Colorado will lose $787 million in health care funds for low-income people during the next five years if proposed Bush administration cuts to Medicaid take effect, according to a new congressional report.
The cuts would reduce payments to Denver Health, the city’s safety-net hospital, and cut funds for medical education, reducing low-income patients’ access to teaching hospital clinics.
The Bush administration said the trim in Medicaid expenditures would cost states $15 billion. The House oversight committee says it will cost more than three times that, nearly $50 billion.
“The regulations put the financial stability of the entire safety-net provider community in Colorado at risk,” Gov.
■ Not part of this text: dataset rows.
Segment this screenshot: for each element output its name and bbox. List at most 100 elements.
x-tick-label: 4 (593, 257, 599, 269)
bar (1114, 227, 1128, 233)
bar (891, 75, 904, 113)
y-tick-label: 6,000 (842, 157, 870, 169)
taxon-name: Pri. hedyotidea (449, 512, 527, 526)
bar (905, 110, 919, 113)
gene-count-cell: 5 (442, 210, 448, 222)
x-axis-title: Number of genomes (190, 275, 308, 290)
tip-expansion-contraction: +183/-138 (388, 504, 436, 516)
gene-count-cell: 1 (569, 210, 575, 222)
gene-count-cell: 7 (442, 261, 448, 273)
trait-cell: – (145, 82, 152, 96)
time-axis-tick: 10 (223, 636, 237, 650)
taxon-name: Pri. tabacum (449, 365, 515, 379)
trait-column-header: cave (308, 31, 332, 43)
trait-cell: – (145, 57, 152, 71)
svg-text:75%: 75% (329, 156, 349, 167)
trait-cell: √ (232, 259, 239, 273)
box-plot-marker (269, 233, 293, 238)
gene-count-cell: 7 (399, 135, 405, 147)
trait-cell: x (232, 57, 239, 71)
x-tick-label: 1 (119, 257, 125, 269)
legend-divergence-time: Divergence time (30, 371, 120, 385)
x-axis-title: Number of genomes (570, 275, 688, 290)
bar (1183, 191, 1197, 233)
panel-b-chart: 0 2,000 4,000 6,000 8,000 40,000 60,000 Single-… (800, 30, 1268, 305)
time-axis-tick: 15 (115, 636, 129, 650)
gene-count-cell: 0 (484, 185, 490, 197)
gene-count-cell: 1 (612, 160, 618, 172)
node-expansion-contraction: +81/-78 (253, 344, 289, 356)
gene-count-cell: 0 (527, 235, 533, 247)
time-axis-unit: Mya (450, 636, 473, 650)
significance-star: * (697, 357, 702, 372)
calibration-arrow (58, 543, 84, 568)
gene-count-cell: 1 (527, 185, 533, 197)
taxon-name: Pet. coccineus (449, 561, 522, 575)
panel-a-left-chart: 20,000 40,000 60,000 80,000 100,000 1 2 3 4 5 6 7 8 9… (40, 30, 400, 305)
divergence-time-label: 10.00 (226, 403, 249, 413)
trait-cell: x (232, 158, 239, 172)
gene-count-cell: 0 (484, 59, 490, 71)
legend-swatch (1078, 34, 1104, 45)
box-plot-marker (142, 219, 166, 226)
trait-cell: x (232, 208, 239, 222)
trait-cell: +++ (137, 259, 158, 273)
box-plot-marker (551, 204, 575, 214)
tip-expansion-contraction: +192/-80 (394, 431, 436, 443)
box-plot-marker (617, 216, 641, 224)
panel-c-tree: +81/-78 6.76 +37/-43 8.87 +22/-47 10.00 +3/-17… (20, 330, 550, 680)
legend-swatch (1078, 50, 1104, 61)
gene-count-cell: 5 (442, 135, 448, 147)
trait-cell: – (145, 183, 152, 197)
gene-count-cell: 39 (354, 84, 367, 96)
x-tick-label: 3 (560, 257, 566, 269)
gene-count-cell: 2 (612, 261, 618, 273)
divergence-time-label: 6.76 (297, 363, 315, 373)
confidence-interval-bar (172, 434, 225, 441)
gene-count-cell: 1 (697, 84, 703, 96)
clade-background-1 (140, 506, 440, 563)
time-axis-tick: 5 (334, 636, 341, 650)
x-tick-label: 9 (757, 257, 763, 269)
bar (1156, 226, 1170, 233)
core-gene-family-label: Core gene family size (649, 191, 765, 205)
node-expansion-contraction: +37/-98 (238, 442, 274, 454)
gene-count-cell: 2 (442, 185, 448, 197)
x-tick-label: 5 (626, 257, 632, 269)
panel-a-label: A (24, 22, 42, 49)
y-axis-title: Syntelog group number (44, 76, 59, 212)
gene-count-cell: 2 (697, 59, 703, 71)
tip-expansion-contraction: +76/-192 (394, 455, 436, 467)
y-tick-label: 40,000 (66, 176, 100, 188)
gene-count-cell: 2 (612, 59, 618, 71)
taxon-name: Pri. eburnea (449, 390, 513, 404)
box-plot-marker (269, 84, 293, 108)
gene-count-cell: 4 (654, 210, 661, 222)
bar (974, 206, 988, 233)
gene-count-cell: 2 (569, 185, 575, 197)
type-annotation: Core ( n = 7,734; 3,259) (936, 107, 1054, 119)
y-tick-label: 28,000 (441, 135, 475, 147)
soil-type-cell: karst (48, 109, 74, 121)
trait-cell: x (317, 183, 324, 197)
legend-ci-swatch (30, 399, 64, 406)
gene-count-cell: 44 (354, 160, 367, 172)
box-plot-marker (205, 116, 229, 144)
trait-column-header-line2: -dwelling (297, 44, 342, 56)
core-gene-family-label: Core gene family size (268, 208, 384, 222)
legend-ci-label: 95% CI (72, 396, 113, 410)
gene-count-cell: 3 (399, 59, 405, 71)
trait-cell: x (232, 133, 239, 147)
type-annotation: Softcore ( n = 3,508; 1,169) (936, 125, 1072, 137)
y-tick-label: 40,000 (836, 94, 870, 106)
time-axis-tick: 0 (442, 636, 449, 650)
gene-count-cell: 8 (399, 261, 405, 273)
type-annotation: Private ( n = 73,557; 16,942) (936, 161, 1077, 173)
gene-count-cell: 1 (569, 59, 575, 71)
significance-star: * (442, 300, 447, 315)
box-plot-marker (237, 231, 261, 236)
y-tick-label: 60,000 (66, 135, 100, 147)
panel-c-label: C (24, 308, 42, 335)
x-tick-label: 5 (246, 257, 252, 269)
Bill Ritter and Joan Henneberry, executive director of the state Department of Health Care Policy and Financing, told the House committee in a Feb. 15 letter.
“We are, like every state, very concerned,” Henneberry said Monday.
The White House’s plan would define safety-net hospitals more narrowly, cutting Medicaid funding to hospitals including Denver Health, University of Colorado Hospital in Aurora, and Memorial Hospital in Colorado Springs, the committee analysis says.
Those hospitals get more-generous reimbursement than others through Medicaid because they treat so many poor and uninsured patients.
The hospital changes would mean $142 million less per year in Colorado, Henneberry calculated.
Under another proposed change, Medicaid would no longer support graduate medical education.
In Colorado, that would mean $12 million less a year — funding that now goes to about 1,150 fellows and residents at 14 institutions across the state, according to a report Henneberry compiled for the House committee.
100,000 patients
Those doctors-in-training provided care for about 100,000 Medicaid and low-income patients last year, Henneberry wrote.
“If the thrust and the intent of reform is to increase people’s access to health care, what this does is exactly the opposite,” said Elisabeth Arenales, health care program director of the Colorado Center on Law and Policy.
One change, which went into effect Monday, cut money for “targeted-case managers” who help coordinate health care for high-needs populations.
Henneberry said her department has not yet been able to calculate how many people that affects, but Colorado has received about $1.8 million in federal assistance per year for targeted-case management. “We are clearly on the record opposing these rules and regulations,” Henneberry said.
The changes most onerous to Colorado — those that affect hospitals and medical schools — are due to take effect in May unless Congress takes action, she said. Henneberry said she and the governor have been in contact with Colorado’s delegation, trying to push implementation of the rules “well into the next administration, so we can start working with another president to undo them.”
Today, the Colorado legislature’s Joint Budget Committee will hear testimony from Denver Health and University Hospital about possible state regulations that would make those hospitals fit under the more narrow, proposed definition of “safety net.”